On a call with reporters Thursday, Evans said the department would keep flying that proverbial plane in the Northwest and central Ohio because reverting to the old system, which is still in use at nearly all of the VA’s roughly 1,300 clinics and hospitals, would be “really, really difficult.” In addition, Evans said, continuing to use the Oracle Cerner system at the five hospitals where it has been deployed would yield “lessons learned” that could help improve the system.

“We can do that if we continue to use the record,” he said, referring to the Oracle Cerner system. “In fact, this is really doubling down on the importance of the voices of the users at our existing five sites.”

Those voices have grown weary in the two-and-a-half years since the system arrived in Spokane, after former President Donald Trump opted to give Cerner Corp. a $10 billion contract in 2018 to replace the VA’s homegrown system, known as VistA. The tech giant Oracle acquired Cerner in June 2022 for more than $28 billion.

Mann-Grandstaff was given extra staff in preparation for the transition to the new system, which was expected to reduce the number of patients each provider could see in a given day. But a Spokesman-Review investigation in December found that VA leaders have eliminated some of those extra positions in Spokane as they have become vacant, instead of filling them, partly because of a budget crunch worsened by the system’s impact.

In a statement, the executive vice president of Oracle Global Industries, Mike Sicilia, said the company is “proud to continue working together with VA to modernize its Electronic Health Record system.”

Oracle supports the VA’s plan to focus on improving the system’s operation at the current sites, Sicilia said. He pointed to the Defense Department’s rollout with the same system, which began at Fairchild Air Force Base in 2017 and encountered similar problems but is now nearly complete.

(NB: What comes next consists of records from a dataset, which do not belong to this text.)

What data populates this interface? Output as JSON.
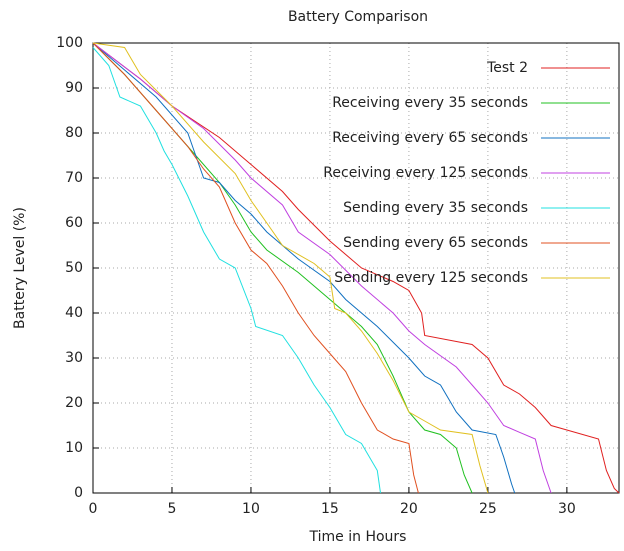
{
  "chart_data": {
    "type": "line",
    "title": "Battery Comparison",
    "x_label": "Time in Hours",
    "y_label": "Battery Level (%)",
    "xlim": [
      0,
      33.3
    ],
    "ylim": [
      0,
      100
    ],
    "xticks": [
      0,
      5,
      10,
      15,
      20,
      25,
      30
    ],
    "yticks": [
      0,
      10,
      20,
      30,
      40,
      50,
      60,
      70,
      80,
      90,
      100
    ],
    "grid": true,
    "legend": "top-right",
    "series": [
      {
        "name": "Test 2",
        "color": "#e02020",
        "x": [
          0,
          3,
          5,
          8,
          10,
          12,
          13,
          15,
          17,
          19,
          20,
          20.8,
          21,
          24,
          25,
          26,
          27,
          28,
          29,
          30,
          32,
          32.5,
          33,
          33.3
        ],
        "values": [
          100,
          92,
          86,
          79,
          73,
          67,
          63,
          56,
          50,
          47,
          45,
          40,
          35,
          33,
          30,
          24,
          22,
          19,
          15,
          14,
          12,
          5,
          1,
          0
        ]
      },
      {
        "name": "Receiving every 35 seconds",
        "color": "#20c020",
        "x": [
          0,
          2,
          4,
          6,
          8,
          9,
          10,
          11,
          13,
          15,
          17,
          18,
          19,
          20,
          21,
          22,
          23,
          23.5,
          24
        ],
        "values": [
          100,
          93,
          85,
          77,
          69,
          64,
          58,
          54,
          49,
          43,
          37,
          33,
          26,
          18,
          14,
          13,
          10,
          4,
          0
        ]
      },
      {
        "name": "Receiving every 65 seconds",
        "color": "#1070c0",
        "x": [
          0,
          2,
          4,
          6,
          7,
          8,
          9,
          10,
          11,
          13,
          15,
          16,
          18,
          20,
          21,
          22,
          23,
          24,
          25.5,
          26,
          26.5,
          26.7
        ],
        "values": [
          100,
          94,
          88,
          80,
          70,
          69,
          65,
          62,
          58,
          52,
          47,
          43,
          37,
          30,
          26,
          24,
          18,
          14,
          13,
          8,
          2,
          0
        ]
      },
      {
        "name": "Receiving every 125 seconds",
        "color": "#c040e0",
        "x": [
          0,
          3,
          5,
          7,
          9,
          10,
          12,
          13,
          15,
          17,
          19,
          20,
          21,
          23,
          24,
          25,
          26,
          27,
          28,
          28.5,
          29
        ],
        "values": [
          100,
          92,
          86,
          81,
          74,
          70,
          64,
          58,
          53,
          46,
          40,
          36,
          33,
          28,
          24,
          20,
          15,
          13.5,
          12,
          5,
          0
        ]
      },
      {
        "name": "Sending every 35 seconds",
        "color": "#20e0e0",
        "x": [
          0,
          1,
          1.7,
          3,
          4,
          4.5,
          5,
          6,
          7,
          8,
          9,
          10,
          10.3,
          12,
          13,
          14,
          15,
          16,
          17,
          18,
          18.2
        ],
        "values": [
          99,
          95,
          88,
          86,
          80,
          76,
          73,
          66,
          58,
          52,
          50,
          41,
          37,
          35,
          30,
          24,
          19,
          13,
          11,
          5,
          0
        ]
      },
      {
        "name": "Sending every 65 seconds",
        "color": "#e05020",
        "x": [
          0,
          2,
          4,
          6,
          7,
          8,
          9,
          10,
          11,
          12,
          13,
          14,
          15,
          16,
          17,
          18,
          19,
          20,
          20.3,
          20.6
        ],
        "values": [
          100,
          93,
          85,
          77,
          72,
          68,
          60,
          54,
          51,
          46,
          40,
          35,
          31,
          27,
          20,
          14,
          12,
          11,
          4,
          0
        ]
      },
      {
        "name": "Sending every 125 seconds",
        "color": "#e0c020",
        "x": [
          0,
          2,
          3,
          5,
          7,
          9,
          10,
          11,
          12,
          14,
          15,
          15.3,
          16,
          17,
          18,
          19,
          20,
          21,
          22,
          24,
          24.5,
          25
        ],
        "values": [
          100,
          99,
          93,
          86,
          78,
          71,
          65,
          60,
          55,
          51,
          48,
          41,
          40,
          36,
          31,
          25,
          18,
          16,
          14,
          13,
          6,
          0
        ]
      }
    ]
  }
}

The Oracle Cerner system – which is shared by the VA, the Defense Department and the Coast Guard – went down for roughly five hours on Monday, according to internal emails obtained by The Spokesman-Review, leaving health care providers to write notes on paper or type them into a Microsoft Word document.

The VA and Oracle are negotiating a contract extension to take effect after the initial five-year term expires May 16. Evans declined to provide details about the new contract, citing the ongoing talks.

The VA initially estimated the total cost of the project at $16 billion over 10 years, but an independent cost estimate by the Institute of Defense Analyses in October projected that fully deploying the system would cost nearly $33 billion over 13 years.

Evans said the new system is now used by roughly 10,000 clinical users, who provide health care to about 200,000 veterans.

“We’ve heard from Veterans and VA clinicians that the new electronic health record is not meeting expectations – and we’re holding Oracle Cerner and ourselves accountable to get this right,” VA Secretary Denis McDonough said in a statement. “This reset period will allow us to focus on fixing what’s wrong, listening to those we serve, and laying the foundation for a modern electronic health record that delivers for Veterans and clinicians.”